Deslauriers has been working at Dunkin’ Donuts since he was 13, when he started helping out at his dad’s stores. He met his future partner and brother-in-law when he was in high school.
Demers took the liberal arts route in college. Deslauriers was all about the finances. When it came to this project, Demers was interested because of the environmental good it would do while Deslauriers was more interested in the bottom line.
“I’m a firm believer in the environment, but I have to look out for the business because I have bills to pay,” Deslauriers said.
When it comes to going green, a lot of small business owners feel that way. About half of those surveyed recently by the National Small Business Association said a lack of cash flow is what stands in the way of becoming more energy efficient. Another 18 percent said the problem is lack of time to do the research or the implementation.
Deslauriers was finally convinced when he saw the numbers. Not only could the franchisees save money on electricity, they were eligible for tax credits and rebates in Florida and Massachusetts. The two states just happen to be number one and two in terms of what they’ll do for businesses adopting energy conservation measures.
The biggest changes were the installation of solar panels on the store rooftops. There were also new energy-saving lights and motion detectors to turn on lights.
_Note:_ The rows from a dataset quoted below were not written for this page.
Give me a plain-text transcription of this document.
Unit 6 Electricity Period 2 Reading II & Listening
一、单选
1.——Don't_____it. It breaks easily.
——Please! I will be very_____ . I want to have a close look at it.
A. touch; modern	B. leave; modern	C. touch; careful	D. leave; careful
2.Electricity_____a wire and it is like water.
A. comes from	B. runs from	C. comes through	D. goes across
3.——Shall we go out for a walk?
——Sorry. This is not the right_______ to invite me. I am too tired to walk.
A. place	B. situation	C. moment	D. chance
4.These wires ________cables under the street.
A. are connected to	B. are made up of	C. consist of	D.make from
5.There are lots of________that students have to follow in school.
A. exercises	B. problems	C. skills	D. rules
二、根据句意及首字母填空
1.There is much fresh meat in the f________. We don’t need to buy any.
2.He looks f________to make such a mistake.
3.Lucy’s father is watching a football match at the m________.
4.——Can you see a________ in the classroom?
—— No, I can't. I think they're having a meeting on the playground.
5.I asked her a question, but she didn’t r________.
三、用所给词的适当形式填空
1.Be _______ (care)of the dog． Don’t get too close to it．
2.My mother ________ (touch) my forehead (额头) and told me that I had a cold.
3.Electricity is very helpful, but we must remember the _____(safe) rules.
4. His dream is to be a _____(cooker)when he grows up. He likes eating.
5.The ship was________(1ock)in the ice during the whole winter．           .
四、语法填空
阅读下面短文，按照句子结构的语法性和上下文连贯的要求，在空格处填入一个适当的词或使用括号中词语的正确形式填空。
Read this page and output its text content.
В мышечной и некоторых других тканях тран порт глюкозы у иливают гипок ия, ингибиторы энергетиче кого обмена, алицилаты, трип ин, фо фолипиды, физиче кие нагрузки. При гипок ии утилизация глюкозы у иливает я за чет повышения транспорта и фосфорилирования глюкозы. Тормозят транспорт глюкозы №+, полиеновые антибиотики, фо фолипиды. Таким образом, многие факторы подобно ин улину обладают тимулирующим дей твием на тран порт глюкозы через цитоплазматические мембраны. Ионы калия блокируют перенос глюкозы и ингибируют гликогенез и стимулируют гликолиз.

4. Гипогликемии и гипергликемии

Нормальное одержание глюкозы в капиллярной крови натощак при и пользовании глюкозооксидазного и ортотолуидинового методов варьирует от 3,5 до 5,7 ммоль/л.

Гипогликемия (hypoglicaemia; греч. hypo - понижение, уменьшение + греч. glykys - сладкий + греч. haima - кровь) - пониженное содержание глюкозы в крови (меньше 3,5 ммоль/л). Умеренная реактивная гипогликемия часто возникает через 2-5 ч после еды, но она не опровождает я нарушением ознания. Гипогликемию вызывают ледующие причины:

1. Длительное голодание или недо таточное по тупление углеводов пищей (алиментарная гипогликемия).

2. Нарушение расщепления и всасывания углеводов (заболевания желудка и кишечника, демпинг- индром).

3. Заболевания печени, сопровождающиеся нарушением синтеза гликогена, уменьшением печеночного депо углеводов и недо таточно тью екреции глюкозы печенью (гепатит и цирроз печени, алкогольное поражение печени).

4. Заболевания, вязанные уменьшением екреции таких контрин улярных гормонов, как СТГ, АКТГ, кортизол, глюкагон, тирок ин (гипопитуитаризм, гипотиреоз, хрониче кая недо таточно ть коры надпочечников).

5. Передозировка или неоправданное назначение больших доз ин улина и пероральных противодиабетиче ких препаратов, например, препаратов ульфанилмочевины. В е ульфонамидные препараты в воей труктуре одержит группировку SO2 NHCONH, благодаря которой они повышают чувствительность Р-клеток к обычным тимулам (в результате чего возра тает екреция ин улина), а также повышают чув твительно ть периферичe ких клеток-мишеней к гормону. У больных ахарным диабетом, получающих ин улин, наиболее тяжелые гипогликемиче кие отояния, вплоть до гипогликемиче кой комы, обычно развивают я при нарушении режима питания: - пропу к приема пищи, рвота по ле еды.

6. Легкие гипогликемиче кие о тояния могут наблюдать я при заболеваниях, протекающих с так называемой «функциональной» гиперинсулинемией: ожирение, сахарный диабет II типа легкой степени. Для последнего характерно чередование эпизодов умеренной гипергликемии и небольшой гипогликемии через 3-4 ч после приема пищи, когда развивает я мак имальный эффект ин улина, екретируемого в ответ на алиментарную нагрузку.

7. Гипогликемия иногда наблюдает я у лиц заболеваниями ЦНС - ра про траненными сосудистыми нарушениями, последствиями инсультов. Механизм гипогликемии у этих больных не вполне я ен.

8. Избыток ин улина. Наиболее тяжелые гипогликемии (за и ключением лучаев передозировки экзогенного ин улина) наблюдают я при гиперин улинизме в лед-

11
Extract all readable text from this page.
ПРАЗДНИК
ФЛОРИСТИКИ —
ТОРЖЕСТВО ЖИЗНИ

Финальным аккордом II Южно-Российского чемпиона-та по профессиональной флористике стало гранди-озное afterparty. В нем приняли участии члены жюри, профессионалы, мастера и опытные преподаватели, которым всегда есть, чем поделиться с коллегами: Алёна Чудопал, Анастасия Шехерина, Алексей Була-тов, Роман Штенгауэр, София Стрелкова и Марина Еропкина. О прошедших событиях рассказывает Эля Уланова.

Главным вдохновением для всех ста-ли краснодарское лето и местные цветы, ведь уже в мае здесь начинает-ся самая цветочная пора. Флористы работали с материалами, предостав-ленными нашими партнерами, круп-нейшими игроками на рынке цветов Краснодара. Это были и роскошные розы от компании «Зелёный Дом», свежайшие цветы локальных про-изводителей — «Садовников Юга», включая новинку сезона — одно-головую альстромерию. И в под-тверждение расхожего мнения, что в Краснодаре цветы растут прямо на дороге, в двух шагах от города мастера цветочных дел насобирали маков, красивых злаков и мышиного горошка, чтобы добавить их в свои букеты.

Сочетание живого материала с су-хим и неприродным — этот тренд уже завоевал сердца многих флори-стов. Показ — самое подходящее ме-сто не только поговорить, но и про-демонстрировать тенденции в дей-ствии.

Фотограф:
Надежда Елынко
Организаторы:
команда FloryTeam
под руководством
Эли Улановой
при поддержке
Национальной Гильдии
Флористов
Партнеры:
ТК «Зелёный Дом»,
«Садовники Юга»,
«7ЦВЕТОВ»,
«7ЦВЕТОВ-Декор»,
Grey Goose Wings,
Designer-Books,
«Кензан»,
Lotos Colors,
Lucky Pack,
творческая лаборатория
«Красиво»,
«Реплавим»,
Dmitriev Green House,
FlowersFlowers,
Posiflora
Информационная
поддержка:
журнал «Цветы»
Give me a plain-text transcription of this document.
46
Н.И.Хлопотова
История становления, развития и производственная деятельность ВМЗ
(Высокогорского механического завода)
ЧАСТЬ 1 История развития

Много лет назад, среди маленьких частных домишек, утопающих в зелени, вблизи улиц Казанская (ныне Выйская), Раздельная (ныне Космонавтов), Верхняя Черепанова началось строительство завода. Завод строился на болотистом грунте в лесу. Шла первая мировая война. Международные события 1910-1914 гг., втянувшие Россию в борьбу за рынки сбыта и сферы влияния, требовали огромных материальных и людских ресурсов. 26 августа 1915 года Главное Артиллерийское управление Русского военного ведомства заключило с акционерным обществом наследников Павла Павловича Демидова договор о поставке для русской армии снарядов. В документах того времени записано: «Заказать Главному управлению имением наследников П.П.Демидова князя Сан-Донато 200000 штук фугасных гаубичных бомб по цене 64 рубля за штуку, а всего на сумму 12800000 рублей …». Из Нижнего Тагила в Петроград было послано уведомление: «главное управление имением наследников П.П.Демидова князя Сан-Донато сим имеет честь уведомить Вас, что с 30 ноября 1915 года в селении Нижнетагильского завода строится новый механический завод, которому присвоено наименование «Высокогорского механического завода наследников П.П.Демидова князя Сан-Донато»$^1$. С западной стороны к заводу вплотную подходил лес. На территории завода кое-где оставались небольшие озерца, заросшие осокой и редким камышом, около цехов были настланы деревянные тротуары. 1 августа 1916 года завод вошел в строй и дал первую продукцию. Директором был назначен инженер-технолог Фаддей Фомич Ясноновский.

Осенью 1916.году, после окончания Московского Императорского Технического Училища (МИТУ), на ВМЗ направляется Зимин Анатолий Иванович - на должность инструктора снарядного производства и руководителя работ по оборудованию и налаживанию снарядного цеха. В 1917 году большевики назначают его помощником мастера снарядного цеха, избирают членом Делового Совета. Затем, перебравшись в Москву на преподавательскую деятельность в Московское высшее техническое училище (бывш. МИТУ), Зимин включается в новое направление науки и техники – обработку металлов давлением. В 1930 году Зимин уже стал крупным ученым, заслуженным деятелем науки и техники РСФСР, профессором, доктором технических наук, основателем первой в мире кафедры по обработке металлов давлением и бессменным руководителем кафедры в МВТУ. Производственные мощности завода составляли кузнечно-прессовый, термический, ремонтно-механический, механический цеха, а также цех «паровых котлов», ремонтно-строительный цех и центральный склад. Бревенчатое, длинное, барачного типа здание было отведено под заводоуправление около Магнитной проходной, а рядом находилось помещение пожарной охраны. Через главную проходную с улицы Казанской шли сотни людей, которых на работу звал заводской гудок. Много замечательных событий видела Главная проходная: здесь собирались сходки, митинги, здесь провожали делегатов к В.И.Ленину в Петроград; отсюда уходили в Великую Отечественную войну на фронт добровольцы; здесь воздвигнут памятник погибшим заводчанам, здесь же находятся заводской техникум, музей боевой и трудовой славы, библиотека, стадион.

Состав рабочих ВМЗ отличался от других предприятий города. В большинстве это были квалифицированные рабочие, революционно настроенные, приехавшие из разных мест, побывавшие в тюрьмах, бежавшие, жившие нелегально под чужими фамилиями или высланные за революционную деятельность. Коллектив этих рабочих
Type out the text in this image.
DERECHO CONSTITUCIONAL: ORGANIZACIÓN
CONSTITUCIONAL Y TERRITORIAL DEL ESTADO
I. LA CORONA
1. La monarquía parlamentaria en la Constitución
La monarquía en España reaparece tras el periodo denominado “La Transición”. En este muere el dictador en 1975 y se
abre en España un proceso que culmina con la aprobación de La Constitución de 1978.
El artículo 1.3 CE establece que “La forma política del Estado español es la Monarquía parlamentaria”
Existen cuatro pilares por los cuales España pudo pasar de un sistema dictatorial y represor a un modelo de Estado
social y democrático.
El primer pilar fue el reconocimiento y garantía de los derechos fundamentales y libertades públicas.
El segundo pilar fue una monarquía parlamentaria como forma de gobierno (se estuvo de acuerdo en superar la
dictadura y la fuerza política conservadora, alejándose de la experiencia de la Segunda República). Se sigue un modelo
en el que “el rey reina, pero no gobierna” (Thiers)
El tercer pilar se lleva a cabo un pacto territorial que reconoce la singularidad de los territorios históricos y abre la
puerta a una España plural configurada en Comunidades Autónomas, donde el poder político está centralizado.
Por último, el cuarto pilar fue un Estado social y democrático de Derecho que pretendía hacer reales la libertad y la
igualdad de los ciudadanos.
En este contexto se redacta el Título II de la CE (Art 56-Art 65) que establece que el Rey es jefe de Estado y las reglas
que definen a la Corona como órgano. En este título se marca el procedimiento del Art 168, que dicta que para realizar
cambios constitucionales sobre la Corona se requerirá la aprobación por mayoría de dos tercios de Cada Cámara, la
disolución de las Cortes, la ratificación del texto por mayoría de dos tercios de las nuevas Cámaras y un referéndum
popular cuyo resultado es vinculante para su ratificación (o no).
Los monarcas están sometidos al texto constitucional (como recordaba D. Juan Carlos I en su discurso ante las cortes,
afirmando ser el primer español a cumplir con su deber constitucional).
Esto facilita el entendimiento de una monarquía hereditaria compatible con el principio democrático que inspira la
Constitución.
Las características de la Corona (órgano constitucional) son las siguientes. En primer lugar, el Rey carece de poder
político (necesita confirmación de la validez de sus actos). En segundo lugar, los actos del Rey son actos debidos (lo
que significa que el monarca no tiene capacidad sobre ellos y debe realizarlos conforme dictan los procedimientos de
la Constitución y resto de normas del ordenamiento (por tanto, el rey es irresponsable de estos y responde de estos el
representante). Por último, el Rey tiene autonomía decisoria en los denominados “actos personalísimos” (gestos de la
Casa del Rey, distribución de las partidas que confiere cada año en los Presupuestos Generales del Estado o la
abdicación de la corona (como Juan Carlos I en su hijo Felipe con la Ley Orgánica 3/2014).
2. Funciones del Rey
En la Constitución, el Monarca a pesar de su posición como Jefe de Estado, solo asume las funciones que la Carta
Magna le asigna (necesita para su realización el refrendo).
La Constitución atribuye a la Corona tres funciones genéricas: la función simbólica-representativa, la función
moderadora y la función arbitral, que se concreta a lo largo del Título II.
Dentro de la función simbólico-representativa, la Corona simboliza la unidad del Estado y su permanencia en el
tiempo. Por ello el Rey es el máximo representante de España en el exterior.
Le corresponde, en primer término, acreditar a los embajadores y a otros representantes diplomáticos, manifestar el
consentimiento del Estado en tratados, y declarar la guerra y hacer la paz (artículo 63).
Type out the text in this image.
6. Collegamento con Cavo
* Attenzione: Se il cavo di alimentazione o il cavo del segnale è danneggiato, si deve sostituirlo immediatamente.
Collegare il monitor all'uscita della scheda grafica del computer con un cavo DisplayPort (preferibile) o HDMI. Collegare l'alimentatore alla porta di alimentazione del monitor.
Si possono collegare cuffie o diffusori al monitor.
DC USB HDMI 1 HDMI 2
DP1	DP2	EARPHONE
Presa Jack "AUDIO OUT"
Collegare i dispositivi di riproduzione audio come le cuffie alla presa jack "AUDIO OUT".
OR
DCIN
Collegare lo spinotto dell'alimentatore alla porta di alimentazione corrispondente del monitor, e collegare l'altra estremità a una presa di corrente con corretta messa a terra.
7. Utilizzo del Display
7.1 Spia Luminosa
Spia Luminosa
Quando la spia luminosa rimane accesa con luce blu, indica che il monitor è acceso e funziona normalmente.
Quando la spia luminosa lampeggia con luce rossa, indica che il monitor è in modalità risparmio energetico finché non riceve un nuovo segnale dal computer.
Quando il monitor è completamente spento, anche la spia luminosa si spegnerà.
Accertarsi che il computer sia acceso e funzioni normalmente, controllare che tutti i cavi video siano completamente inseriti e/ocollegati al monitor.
The work required an upfront investment, but bankers were interested once they heard about the benefits. “The project pays for itself in four-and-a-half to six years after the rebates,” Deslauriers said.
Given how the economy has been going, it’s probably one of the best investments a business can make right now.
Although the decision was driven largely by dollars and cents, Deslauriers said he likes doing something good for the community.
“We want our customers to be proud of us,” he said.